Я во что бы то ни стало хотел найти утерянные странички и доставить их Рубинчику. Но что делать, их, верно, давно унес с собой ветер…
Вернувшись назад, я стал что-то невнятное бормотать Рубинчику про постигшую меня неудачу. Гадливо запахнувшись в бурку, Рубинчик прервал меня:
– Ладно… Ладно… Не волнуйтесь. Оформляйте поскорей свои дела и уезжайте в Москву.
При последнем слове я вздрогнул. Меня охватила глубокая нежность, я готов был сейчас все открыть Рубинчику. Какое счастье, что импульсы наших добрых чувств куда неторопливее злых…
Но разве возможно настолько опуститься, чтоб не нашлось доброй души, готовой обонять твой смрад, как фиалку? До какого бы падения ни дошел мужчина, всегда найдется женщина, готовая разделить его с ним. У Наденьки, машинистки 7-го отдела, было совершенно отшиблено обоняние. Она была безгранично сострадательна и прилипчива, как пластырь. Она прилагала невероятные усилия, чтобы под ее теплым крылом я вернулся к обыденной ясности сознания. Мое равнодушие только разжигало ее, мои попытки предстать в ее глазах еще более отвратительным, чем я был на деле, она воспринимала, как нежность. Я бы мог отвернуть при ней пожелтевший пояс моих штанов в млечном бисере вшей и вызвать у нее лишь умиление. Я не знал, как избавиться от нее. Каждый мой жест отвращения или протеста лишь усиливал в ней тягу к интимности. Она не допускала, что я могу быть таким плохим. Во всем виновата моя жена. Но ее, Наденькина, дружба вырвет меня из этого состояния…
– Тебе надо только забыть ее, – уверяла она меня при всяком случае, – и ты перестанешь нервничать.
Тщетно пытался я убедить ее, что я вовсе не «нервничаю». Просто я поражен наследственной психической болезнью, усиленной войной и контузией. «Ты сам себя убеждаешь», – говорила Наденька. Она лишала меня уверенности в себе, я действительно начинал «нервничать».
И все же не это было самым опасным. В отделе пронесся слушок: у Нагибина роман с машинисткой.
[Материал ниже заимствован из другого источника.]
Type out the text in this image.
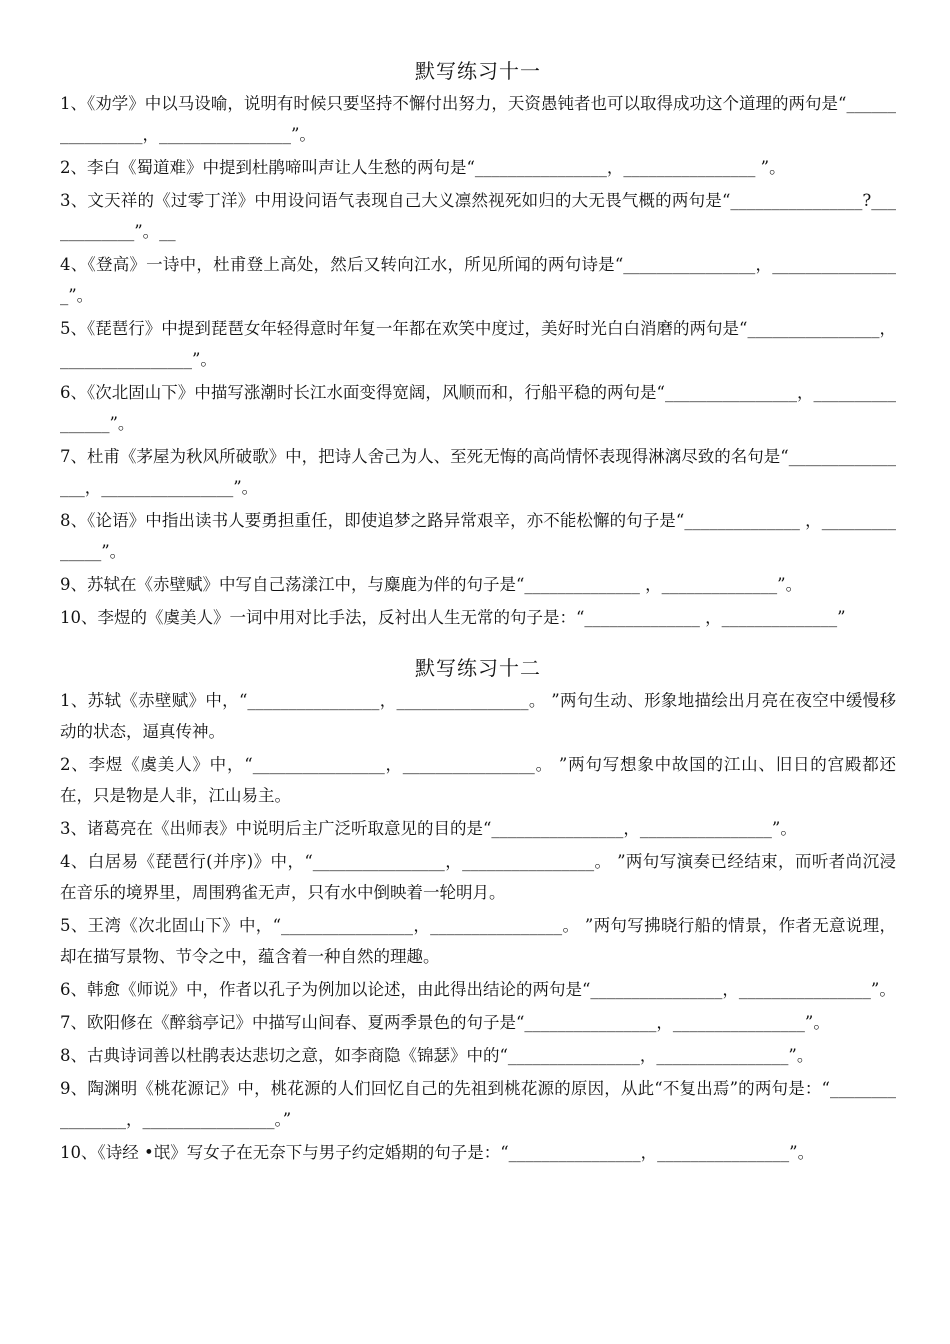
默写练习十一

1、《劝学》中以马设喻，说明有时候只要坚持不懈付出努力，天资愚钝者也可以取得成功这个道理的两句是“________________，________________”。

2、李白《蜀道难》中提到杜鹃啼叫声让人生愁的两句是“________________，________________ ”。

3、文天祥的《过零丁洋》中用设问语气表现自己大义凛然视死如归的大无畏气概的两句是“________________?____________”。__

4、《登高》一诗中，杜甫登上高处，然后又转向江水，所见所闻的两句诗是“________________，________________”。

5、《琵琶行》中提到琵琶女年轻得意时年复一年都在欢笑中度过，美好时光白白消磨的两句是“________________，________________”。

6、《次北固山下》中描写涨潮时长江水面变得宽阔，风顺而和，行船平稳的两句是“________________，________________”。

7、杜甫《茅屋为秋风所破歌》中，把诗人舍己为人、至死无悔的高尚情怀表现得淋漓尽致的名句是“________________，________________”。

8、《论语》中指出读书人要勇担重任，即使追梦之路异常艰辛，亦不能松懈的句子是“______________ ，______________”。

9、苏轼在《赤壁赋》中写自己荡漾江中，与麋鹿为伴的句子是“______________ ，______________”。

10、李煜的《虞美人》一词中用对比手法，反衬出人生无常的句子是：“______________ ，______________”

默写练习十二

1、苏轼《赤壁赋》中，“________________，________________。 ”两句生动、形象地描绘出月亮在夜空中缓慢移动的状态，逼真传神。

2、李煜《虞美人》中，“________________，________________。 ”两句写想象中故国的江山、旧日的宫殿都还在，只是物是人非，江山易主。

3、诸葛亮在《出师表》中说明后主广泛听取意见的目的是“________________，________________”。

4、白居易《琵琶行(并序)》中，“________________，________________。 ”两句写演奏已经结束，而听者尚沉浸在音乐的境界里，周围鸦雀无声，只有水中倒映着一轮明月。

5、王湾《次北固山下》中，“________________，________________。 ”两句写拂晓行船的情景，作者无意说理，却在描写景物、节令之中，蕴含着一种自然的理趣。

6、韩愈《师说》中，作者以孔子为例加以论述，由此得出结论的两句是“________________，________________”。

7、欧阳修在《醉翁亭记》中描写山间春、夏两季景色的句子是“________________，________________”。

8、古典诗词善以杜鹃表达悲切之意，如李商隐《锦瑟》中的“________________，________________”。

9、陶渊明《桃花源记》中，桃花源的人们回忆自己的先祖到桃花源的原因，从此“不复出焉”的两句是：“________________，________________。”

10、《诗经 •氓》写女子在无奈下与男子约定婚期的句子是：“________________，________________”。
Хороша репутация для сумасшедшего!
Наденька пользовалась каждым случаем, чтобы поцеловать меня. Однажды она поймала меня в общежитии седьмоотдельцев, куда я зашел по ошибке, перепутав двери. Она обняла меня и стала целовать в губы. Я не находил в себе решимости быть до конца грубым с женщиной, которая меня обнимает. Я только не отвечал ей, и когда она, после поцелуя, заглядывала мне в глаза, я суживал зрачки и отрицательно качал головой. Она совсем не нравилась мне. Она мне мешала, она была мне опасна, каждый миг кто-нибудь мог войти. Но пошлое слабодушие заставляло меня сопровождать кивки загадочной улыбкой, намекающей на какую-то тайну, мешающую мне соединиться с ней. Тогда она просто перестала заглядывать мне в глаза и целовала, не отнимая губ. Странно, я начинал чувствовать даже какое-то облегчение от закипавшей во мне огромной ненависти. Но прежде чем родился жест, дверь распахнулась, и с порывом ветра в комнату влетела черная бурка, орлиный нос и баранья кубанка подполковника Рубинчика. Я грубо отстранился от Наденьки. Черное крыло прочертило воздух, задев меня прохладной струйкой ветра. Я заметил, как прозмеились тонкие губы Рубинчика: он все видел.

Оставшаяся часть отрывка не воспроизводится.